Playboy also hired Bernard Rose, who would go on to direct Candyman in 1992, and Lizzie Borden, who previously made Born in Flames, the low-budget dystopian feminist classic that is about as far from a Playboy Channel production as you can get. Not to mention Bill & Ted’s Excellent Adventure co-star and filmmaker Alex Winter, who made the decidedly unsexy segment “Meals on Wheels” about a grotesque buck-toothed nerd who is randomly seduced by a strange woman.

Playboy

Playboy

Which also involves him battling a reanimated severed head for some reason. Sure, it technically has nudity at the end, but good luck pleasuring yourself to that, horny premium cable customers of yesteryear.  

Playboy

There were also several joyfully odd stories by writer and performer Joe Frank (whose work was once inadvertently cribbed by Martin Scorsese), and one episode featured the handiwork of credited camera operator Sam Raimi (it happened to star his brother Ted).
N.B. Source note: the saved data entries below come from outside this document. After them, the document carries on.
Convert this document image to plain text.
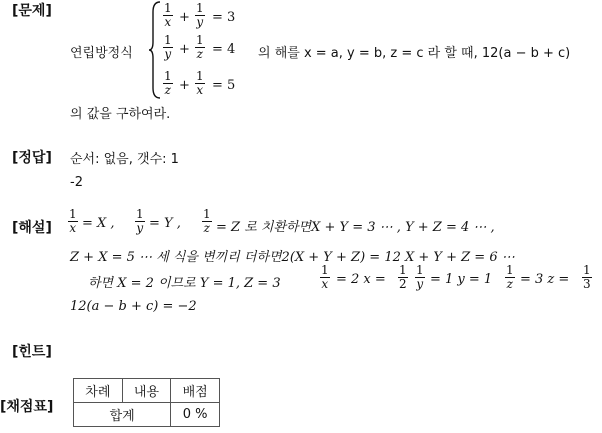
[문제]
[정답]
[해설]
[힌트]
[채점표]
연립방정식
$\frac{1}{x} + \frac{1}{y} = 3$
$\frac{1}{y} + \frac{1}{z} = 4$
$\frac{1}{z} + \frac{1}{x} = 5$
의 해를 x = a, y = b, z = c 라 할 때, 12(a − b + c)
의 값을 구하여라.
순서: 없음, 갯수: 1
-2
$\frac{1}{x} = X$ , $\frac{1}{y} = Y$ , $\frac{1}{z} = Z$ 로 치환하면X + Y = 3 ⋯ , Y + Z = 4 ⋯ ,
Z + X = 5 ⋯ 세 식을 변끼리 더하면2(X + Y + Z) = 12 X + Y + Z = 6 ⋯
하면 X = 2 이므로 Y = 1, Z = 3	$\frac{1}{x} = 2$ $x = \frac{1}{2} \frac{1}{y} = 1$ $y = 1 \frac{1}{z} = 3$ $z = \frac{1}{3}$
12(a − b + c) = −2
차례	내용	배점
합계		0 %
We can’t say for sure that all the stories are winners (they are almost certainly not) but given the pedigree of the crew, why is this show not available anywhere? Surely it’s a pop-culture curiosity that, at the risk of angering parents who were just looking for a Pixar movie, should be on some kind of streaming service, not just a handful of tapes and laserdiscs that are presumably still tucked underneath mattresses across the country.